2.1. A very, very brief introduction to clustering

Most of the time, your computer is bored. Start a program like xload or top that monitors your system use, and you will probably find that your processor load is not even hitting the 1.0 mark. If you have two or more computers, chances are that at any given time, at least one of them is doing nothing. Unfortunately, when you really do need CPU power - during a C++ compile, or coding Ogg Vobis music files - you need a lot of it at once. The idea behind clustering is to spread these loads among all available computers, using the resources that are free on other machines.

The basic unit of a cluster is a single computer, also called a "node". Clusters can grow in size - they "scale" - by adding more machines. A cluster as a whole will be more powerful the faster the individual computers and the faster their connection speeds are. In addition, the operating system of the cluster must make the best use of the available hardware in response to changing conditions. This becomes more of a challenge if the cluster is composed of different hardware types (a "heterogenous" cluster), if the configuration of the cluster changes unpredictably (machines joining and leaving the cluster), and the loads cannot be predicted ahead of time.

2.1.1. A very, very brief introduction to clustering

2.1.1.1. HPC vs Failover vs Loadbalancing

Basically there are 3 types of clusters, the most deployed ones are probably the Failover Cluster and the Loadbalancing Cluster, HIGH Performance Computing.

Failover Clusters consist of 2 or more network connected computers with a separate heartbeat connection between the 2 hosts.
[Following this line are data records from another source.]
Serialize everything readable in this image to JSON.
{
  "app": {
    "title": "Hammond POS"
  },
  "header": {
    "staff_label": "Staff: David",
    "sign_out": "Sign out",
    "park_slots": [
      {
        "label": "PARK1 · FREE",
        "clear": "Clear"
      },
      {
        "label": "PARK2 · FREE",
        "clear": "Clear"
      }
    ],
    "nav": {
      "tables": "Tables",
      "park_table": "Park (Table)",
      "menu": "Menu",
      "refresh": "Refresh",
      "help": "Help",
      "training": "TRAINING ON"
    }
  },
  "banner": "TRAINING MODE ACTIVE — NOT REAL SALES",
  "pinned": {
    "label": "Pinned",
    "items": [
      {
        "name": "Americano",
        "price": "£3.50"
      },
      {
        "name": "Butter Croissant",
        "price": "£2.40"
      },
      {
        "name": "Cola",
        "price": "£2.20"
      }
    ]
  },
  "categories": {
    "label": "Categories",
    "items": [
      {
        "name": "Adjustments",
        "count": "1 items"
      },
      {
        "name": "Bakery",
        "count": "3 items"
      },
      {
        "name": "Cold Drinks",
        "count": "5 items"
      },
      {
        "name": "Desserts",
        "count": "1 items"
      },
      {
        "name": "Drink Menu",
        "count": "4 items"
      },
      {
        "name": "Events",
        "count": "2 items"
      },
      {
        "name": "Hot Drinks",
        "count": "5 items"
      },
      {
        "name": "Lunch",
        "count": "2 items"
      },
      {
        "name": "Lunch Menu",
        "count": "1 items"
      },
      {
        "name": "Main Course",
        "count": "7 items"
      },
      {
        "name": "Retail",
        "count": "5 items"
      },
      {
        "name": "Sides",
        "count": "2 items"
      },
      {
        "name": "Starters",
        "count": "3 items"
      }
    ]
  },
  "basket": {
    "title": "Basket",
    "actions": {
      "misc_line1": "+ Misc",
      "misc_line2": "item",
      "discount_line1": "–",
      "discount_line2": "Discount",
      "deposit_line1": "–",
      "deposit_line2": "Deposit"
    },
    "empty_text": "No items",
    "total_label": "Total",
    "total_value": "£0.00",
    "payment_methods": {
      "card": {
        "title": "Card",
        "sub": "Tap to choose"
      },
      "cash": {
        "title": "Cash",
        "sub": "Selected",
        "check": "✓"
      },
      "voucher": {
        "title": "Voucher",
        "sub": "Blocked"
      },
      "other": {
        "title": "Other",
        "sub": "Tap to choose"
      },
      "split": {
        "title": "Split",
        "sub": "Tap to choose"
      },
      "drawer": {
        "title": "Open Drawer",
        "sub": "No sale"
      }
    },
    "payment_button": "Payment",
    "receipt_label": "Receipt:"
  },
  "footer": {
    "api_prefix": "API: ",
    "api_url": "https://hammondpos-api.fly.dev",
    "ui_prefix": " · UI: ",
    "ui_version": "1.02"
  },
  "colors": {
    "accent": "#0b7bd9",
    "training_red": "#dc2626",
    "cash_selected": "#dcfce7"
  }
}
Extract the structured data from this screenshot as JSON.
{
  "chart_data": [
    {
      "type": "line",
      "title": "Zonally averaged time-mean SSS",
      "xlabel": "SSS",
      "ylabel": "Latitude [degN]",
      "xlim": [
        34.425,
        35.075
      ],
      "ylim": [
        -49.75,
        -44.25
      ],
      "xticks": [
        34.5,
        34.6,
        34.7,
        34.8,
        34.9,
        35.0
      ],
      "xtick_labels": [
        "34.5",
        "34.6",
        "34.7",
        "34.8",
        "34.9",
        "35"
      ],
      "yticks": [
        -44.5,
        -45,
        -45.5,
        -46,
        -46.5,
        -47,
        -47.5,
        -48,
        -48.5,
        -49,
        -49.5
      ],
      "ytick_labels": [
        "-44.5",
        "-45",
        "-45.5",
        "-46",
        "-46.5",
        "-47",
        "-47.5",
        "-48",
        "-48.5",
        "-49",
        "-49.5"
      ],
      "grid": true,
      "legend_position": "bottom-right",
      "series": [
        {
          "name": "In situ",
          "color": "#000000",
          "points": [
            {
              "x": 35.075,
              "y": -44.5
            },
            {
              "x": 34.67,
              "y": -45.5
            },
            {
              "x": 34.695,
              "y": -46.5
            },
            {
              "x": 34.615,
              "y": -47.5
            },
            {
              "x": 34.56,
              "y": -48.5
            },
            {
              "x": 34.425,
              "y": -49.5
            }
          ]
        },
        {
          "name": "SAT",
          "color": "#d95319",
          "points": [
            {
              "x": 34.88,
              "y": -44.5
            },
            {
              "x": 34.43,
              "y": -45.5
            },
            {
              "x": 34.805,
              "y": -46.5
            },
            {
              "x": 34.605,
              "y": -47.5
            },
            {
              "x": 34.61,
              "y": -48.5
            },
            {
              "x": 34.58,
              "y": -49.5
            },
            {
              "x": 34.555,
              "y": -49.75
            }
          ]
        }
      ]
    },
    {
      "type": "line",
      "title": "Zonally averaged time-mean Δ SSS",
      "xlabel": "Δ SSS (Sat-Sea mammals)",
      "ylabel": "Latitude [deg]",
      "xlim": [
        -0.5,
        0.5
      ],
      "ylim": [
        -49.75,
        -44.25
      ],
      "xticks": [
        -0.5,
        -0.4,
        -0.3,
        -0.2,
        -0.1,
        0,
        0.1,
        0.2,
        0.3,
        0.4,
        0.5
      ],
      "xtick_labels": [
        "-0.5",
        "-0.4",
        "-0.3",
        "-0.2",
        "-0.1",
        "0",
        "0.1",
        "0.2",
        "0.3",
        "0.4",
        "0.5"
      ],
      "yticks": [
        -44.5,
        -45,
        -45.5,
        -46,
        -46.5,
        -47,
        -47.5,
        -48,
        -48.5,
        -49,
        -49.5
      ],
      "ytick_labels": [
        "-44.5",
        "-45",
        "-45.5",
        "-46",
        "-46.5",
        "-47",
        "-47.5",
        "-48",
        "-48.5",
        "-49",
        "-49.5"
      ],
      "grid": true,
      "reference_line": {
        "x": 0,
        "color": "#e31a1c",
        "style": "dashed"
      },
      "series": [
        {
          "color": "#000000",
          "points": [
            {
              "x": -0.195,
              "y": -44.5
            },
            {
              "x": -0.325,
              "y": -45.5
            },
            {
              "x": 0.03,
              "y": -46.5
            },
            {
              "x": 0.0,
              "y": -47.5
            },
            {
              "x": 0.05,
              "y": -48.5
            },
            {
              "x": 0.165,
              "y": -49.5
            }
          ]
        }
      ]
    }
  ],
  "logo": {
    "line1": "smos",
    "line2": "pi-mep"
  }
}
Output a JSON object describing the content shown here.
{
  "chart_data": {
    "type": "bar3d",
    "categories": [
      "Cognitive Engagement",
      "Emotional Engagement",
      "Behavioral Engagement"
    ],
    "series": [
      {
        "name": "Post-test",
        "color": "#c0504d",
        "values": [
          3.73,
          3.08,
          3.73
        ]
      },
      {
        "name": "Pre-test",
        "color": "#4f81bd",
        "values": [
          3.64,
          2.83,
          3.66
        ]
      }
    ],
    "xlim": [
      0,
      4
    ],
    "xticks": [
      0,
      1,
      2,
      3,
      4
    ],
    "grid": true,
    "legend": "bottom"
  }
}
The Heartbeat connection between the 2 machines is being used to monitor wether all the services are still in use, as soon as a service on one machine breaks down the other machine tries to take over.

With loadbalancing clusters the concept is that when a request for say a webserver comes in, the cluster checks wich machine is the lease busy and then sends the request to that machine. Actually most of the times a Loadbalancing cluster is also Failover cluster but with the extra load balancing functionality and often with more nodes.

The last variation of clustering is the High Performance Computing Cluster, this machine is being configured specially to give data centers that require extreme performance the performance they need. Beowulfs have been developed especially to give research facilities the computing speed they need. These kind of clusters also have some loadbalancing features, they try to spread different processes to more machines in order to gain perfomance. But what it mainly comes down to in this situation is that a process is being parralellised and that routines that can be ran separately will be spread on different machines in stead of having to wait till they get done one after another.